I was chatting with Samuel Adams founder Jim Koch not to long ago for a Today Show piece I was writing (double name-drop in a single sentence – woot!).
Jim likes to talk, as do I, and our conversation wandered away from topic at hand and into some of the innovations he and his brewers have brought into the craft beer scene. Among them was something I didn’t expect – the creation of the first-ever beer aged in a used spirits barrel.
He recalled a time about 20 years ago, when he was shopping at the Home Depot and saw used Jack Daniels Whiskey barrels being sold as planters. Jim had been contemplating making a barrel-aged brew, but the costs were prohibitive. New barrels ran upwards of $400 a pop, which added roughly one dollar to every 12-ounce bottle of beer produced.
But the used barrels at the Home Depot were far cheaper, which gave him an idea.
Jim contacted Jack Daniels, who were happy to give him all the barrels he wanted for $25 each – the shipping costs were more than the vessels themselves. Suddenly barrel aging made financial sense and the rest is history.

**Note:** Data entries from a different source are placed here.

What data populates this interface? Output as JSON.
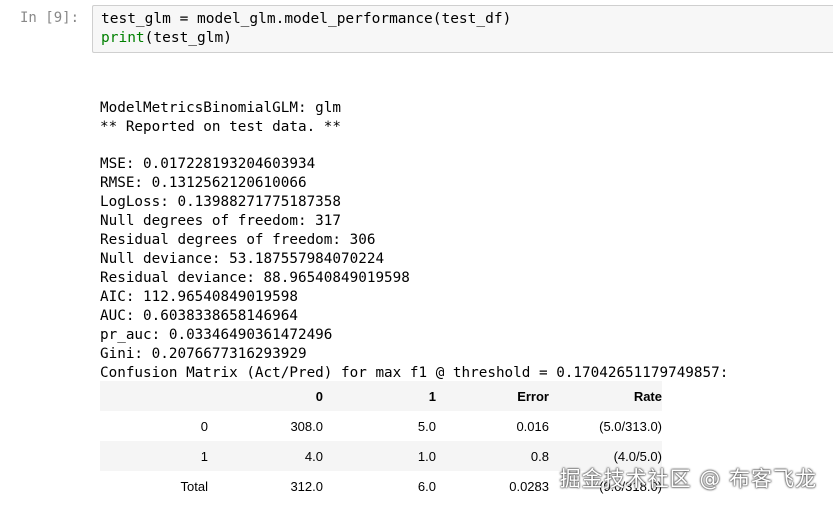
{
  "cell": {
    "prompt": "In [9]:",
    "code_line_1": "test_glm = model_glm.model_performance(test_df)",
    "code_line_2_kw": "print",
    "code_line_2_rest": "(test_glm)"
  },
  "output": {
    "lines": [
      "ModelMetricsBinomialGLM: glm",
      "** Reported on test data. **",
      "",
      "MSE: 0.017228193204603934",
      "RMSE: 0.1312562120610066",
      "LogLoss: 0.13988271775187358",
      "Null degrees of freedom: 317",
      "Residual degrees of freedom: 306",
      "Null deviance: 53.187557984070224",
      "Residual deviance: 88.96540849019598",
      "AIC: 112.96540849019598",
      "AUC: 0.6038338658146964",
      "pr_auc: 0.03346490361472496",
      "Gini: 0.2076677316293929",
      "Confusion Matrix (Act/Pred) for max f1 @ threshold = 0.17042651179749857:"
    ]
  },
  "confusion_matrix": {
    "headers": [
      "",
      "0",
      "1",
      "Error",
      "Rate"
    ],
    "rows": [
      [
        "0",
        "308.0",
        "5.0",
        "0.016",
        "(5.0/313.0)"
      ],
      [
        "1",
        "4.0",
        "1.0",
        "0.8",
        "(4.0/5.0)"
      ],
      [
        "Total",
        "312.0",
        "6.0",
        "0.0283",
        "(9.0/318.0)"
      ]
    ]
  },
  "watermark": "掘金技术社区 @ 布客飞龙"
}
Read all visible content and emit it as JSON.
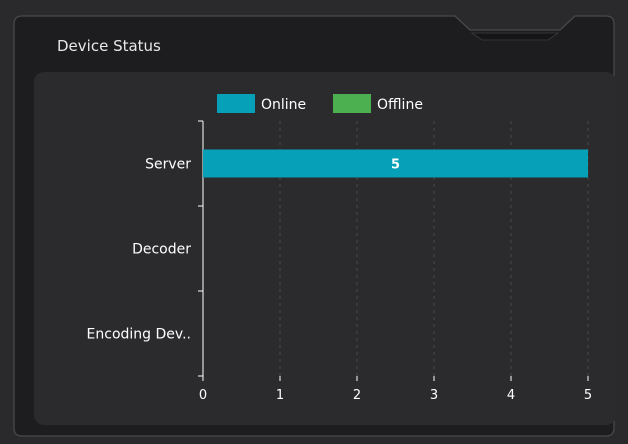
{
  "panel": {
    "title": "Device Status"
  },
  "colors": {
    "online": "#06a0b8",
    "offline": "#4caf50",
    "background": "#2a2a2c",
    "panel_fill": "#1d1d1f",
    "chart_fill": "#2b2b2d",
    "border": "#4a4a4c"
  },
  "chart_data": {
    "type": "bar",
    "orientation": "horizontal",
    "categories": [
      "Server",
      "Decoder",
      "Encoding Dev.."
    ],
    "series": [
      {
        "name": "Online",
        "values": [
          5,
          0,
          0
        ],
        "color": "#06a0b8"
      },
      {
        "name": "Offline",
        "values": [
          0,
          0,
          0
        ],
        "color": "#4caf50"
      }
    ],
    "data_labels": [
      "5",
      "",
      ""
    ],
    "x_ticks": [
      "0",
      "1",
      "2",
      "3",
      "4",
      "5"
    ],
    "xlim": [
      0,
      5
    ],
    "grid": "vertical dashed",
    "legend_position": "top-center",
    "stacked": true
  }
}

Jim claims that his brewery was the first to age a beer in any kind of spirits barrel (be it whiskey, whisky, Bourbon or rum), something that legendary beer scribe Michael Jackson mostly agreed with at the time, telling Jim that he had heard whispers of a brewery in Northern Scotland doing such a thing before, but he wasn’t sure. Michael drank a lot of beer.

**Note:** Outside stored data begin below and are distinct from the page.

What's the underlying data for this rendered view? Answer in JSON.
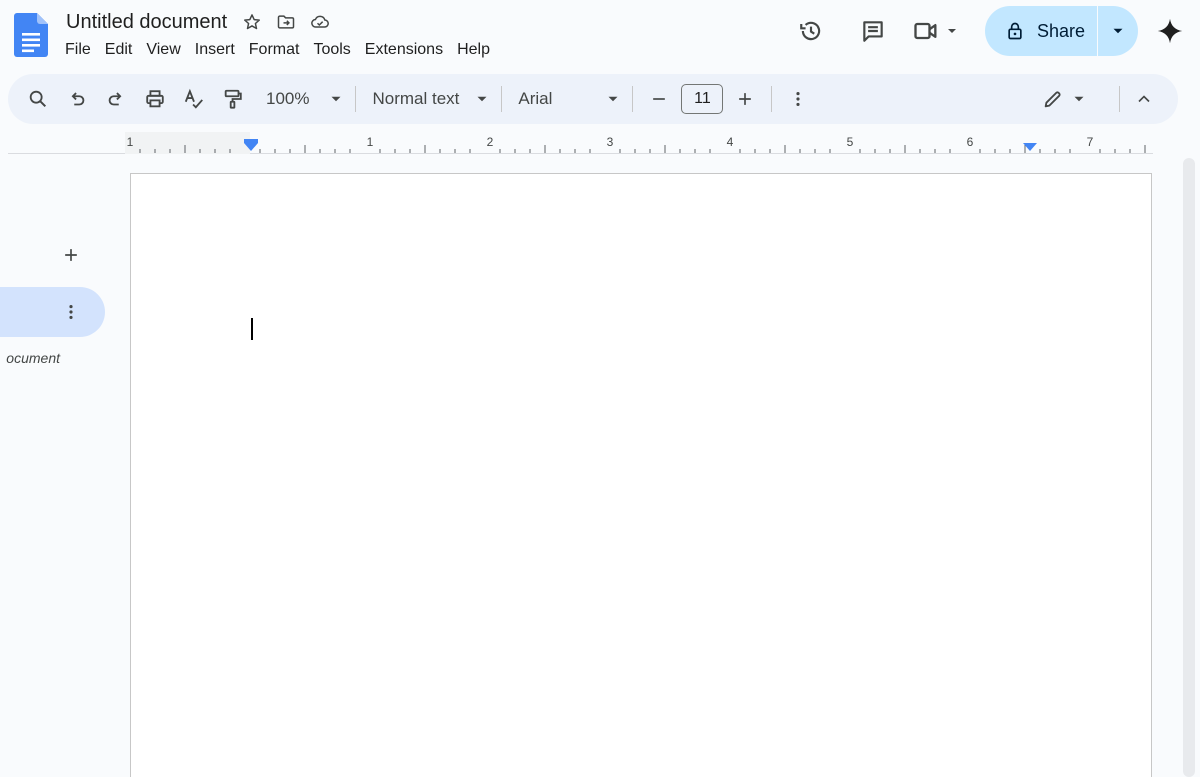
{
  "header": {
    "title": "Untitled document",
    "menu": [
      "File",
      "Edit",
      "View",
      "Insert",
      "Format",
      "Tools",
      "Extensions",
      "Help"
    ],
    "share_label": "Share",
    "icons": [
      "docs-logo-icon",
      "star-icon",
      "move-folder-icon",
      "cloud-saved-icon",
      "version-history-icon",
      "comments-icon",
      "meet-icon",
      "lock-icon",
      "gemini-icon"
    ]
  },
  "toolbar": {
    "zoom": "100%",
    "style": "Normal text",
    "font": "Arial",
    "font_size": "11"
  },
  "ruler": {
    "labels": [
      "1",
      "1",
      "2",
      "3",
      "4",
      "5",
      "6",
      "7"
    ]
  },
  "sidebar": {
    "item_label": "ocument"
  },
  "colors": {
    "accent": "#1a73e8",
    "share_bg": "#c2e7ff",
    "toolbar_bg": "#edf2fa",
    "page_bg": "#f9fbfd",
    "side_selected": "#d3e3fd"
  }
}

A little research will show that Goose Island has laid claim to the title of “first Bourbon barrel aged beer,” with the creation of Bourbon County Stout in 1992, which argues against Mr. Koch’s story. I don’t know who really came first, I’m simply reporting what I was told from a very reliable source.

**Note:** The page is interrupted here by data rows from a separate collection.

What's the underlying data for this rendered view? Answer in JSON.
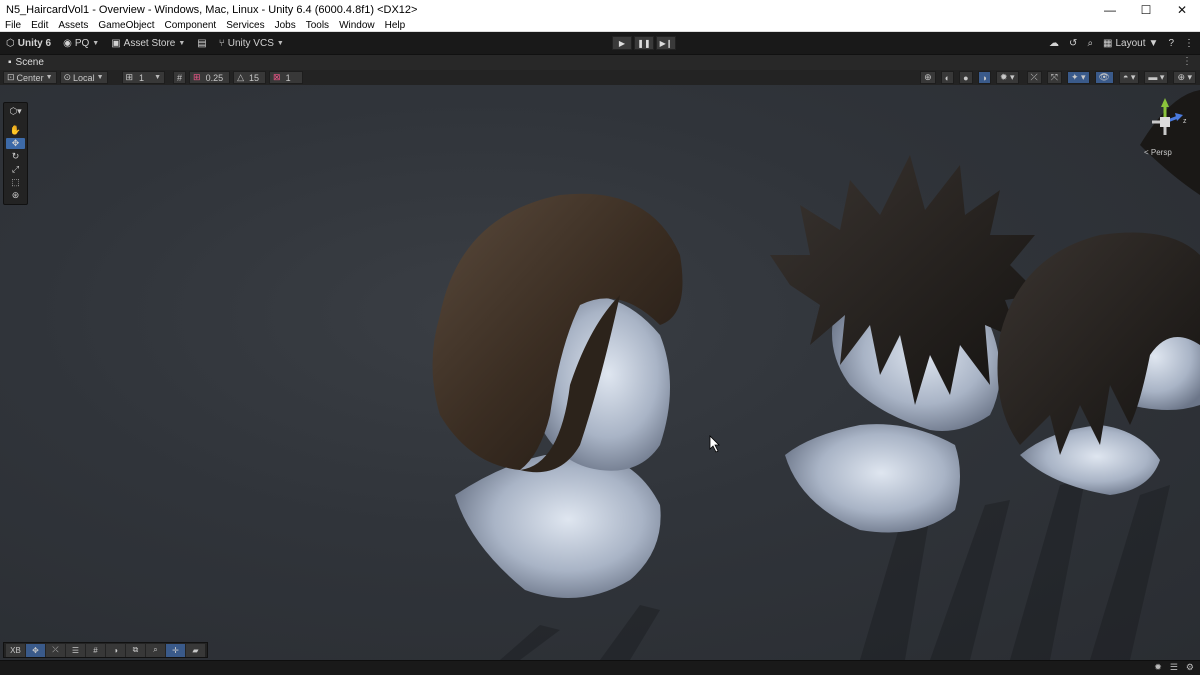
{
  "window": {
    "title": "N5_HaircardVol1 - Overview - Windows, Mac, Linux - Unity 6.4 (6000.4.8f1) <DX12>",
    "controls": [
      "—",
      "☐",
      "✕"
    ]
  },
  "menu": [
    "File",
    "Edit",
    "Assets",
    "GameObject",
    "Component",
    "Services",
    "Jobs",
    "Tools",
    "Window",
    "Help"
  ],
  "toolbar": {
    "unity_label": "Unity 6",
    "account_label": "PQ",
    "asset_store_label": "Asset Store",
    "vcs_label": "Unity VCS",
    "layout_label": "Layout"
  },
  "scene_tab": {
    "label": "Scene"
  },
  "scene_toolbar": {
    "pivot_label": "Center",
    "space_label": "Local",
    "grid_value": "1",
    "snap_value": "0.25",
    "angle_value": "15",
    "scale_value": "1"
  },
  "gizmo": {
    "axis_z": "z",
    "projection_label": "< Persp"
  },
  "bottom_overlay": {
    "xr_label": "XB"
  },
  "colors": {
    "active_tool": "#3d6aa8",
    "background": "#191919",
    "viewport": "#30343a"
  }
}
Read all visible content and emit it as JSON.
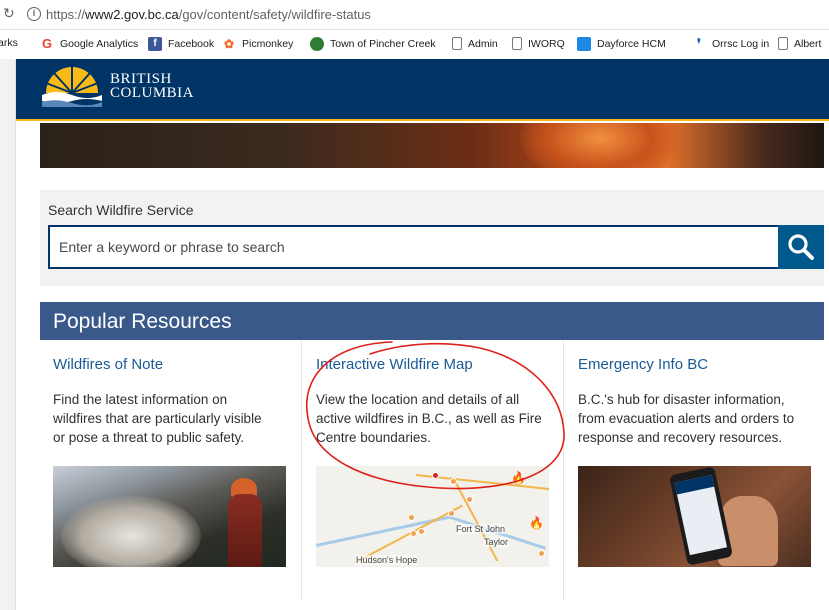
{
  "browser": {
    "url_prefix": "https://",
    "url_host": "www2.gov.bc.ca",
    "url_path": "/gov/content/safety/wildfire-status",
    "bookmarks": [
      {
        "label": "arks",
        "icon": "none"
      },
      {
        "label": "Google Analytics",
        "icon": "google-icon",
        "color": "#4285f4"
      },
      {
        "label": "Facebook",
        "icon": "facebook-icon",
        "color": "#3b5998"
      },
      {
        "label": "Picmonkey",
        "icon": "picmonkey-icon",
        "color": "#f26a2b"
      },
      {
        "label": "Town of Pincher Creek",
        "icon": "town-icon",
        "color": "#2e7d32"
      },
      {
        "label": "Admin",
        "icon": "page-icon"
      },
      {
        "label": "IWORQ",
        "icon": "page-icon"
      },
      {
        "label": "Dayforce HCM",
        "icon": "dayforce-icon",
        "color": "#1e88e5"
      },
      {
        "label": "Orrsc Log in",
        "icon": "orrsc-icon",
        "color": "#1565c0"
      },
      {
        "label": "Albert",
        "icon": "page-icon"
      }
    ]
  },
  "header": {
    "logo_line1": "BRITISH",
    "logo_line2": "COLUMBIA"
  },
  "search": {
    "label": "Search Wildfire Service",
    "placeholder": "Enter a keyword or phrase to search"
  },
  "popular": {
    "title": "Popular Resources",
    "cards": [
      {
        "title": "Wildfires of Note",
        "desc_lines": [
          "Find the latest information on",
          "wildfires that are particularly visible",
          "or pose a threat to public safety."
        ]
      },
      {
        "title": "Interactive Wildfire Map",
        "desc_lines": [
          "View the location and details of all",
          "active wildfires in B.C., as well as Fire",
          "Centre boundaries."
        ],
        "map_labels": [
          "Fort St John",
          "Taylor",
          "Hudson's Hope"
        ]
      },
      {
        "title": "Emergency Info BC",
        "desc_lines": [
          "B.C.'s hub for disaster information,",
          "from evacuation alerts and orders to",
          "response and recovery resources."
        ]
      }
    ]
  },
  "colors": {
    "header_blue": "#003366",
    "accent_gold": "#fcba19",
    "section_blue": "#38598a",
    "link_blue": "#1a5a96",
    "annotation_red": "#e0201a"
  }
}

What’s more striking to me is that professionally brewed Bourbon or whiskey aged beers have only been with us for 20 years. Much like the time when that absent-minded guy with the chocolate bar first bumped into that fella holding the peanut butter, I thought this wonderful marriage of flavors went back much, much further than when Tom Hanks first yelled, “There’s no crying in baseball!” and Roseanne ruled the airwaves.
Having histories as long and intertwined as these two noteworthy beverages do, it’s a travesty that whiskey aging didn’t happen far sooner. I think, as a species, we need to take a hard look in the mirror and ask ourselves: what took so long, humans? Seriously, we figured out cell phones before booze-aged beers? Where’s the priorities?!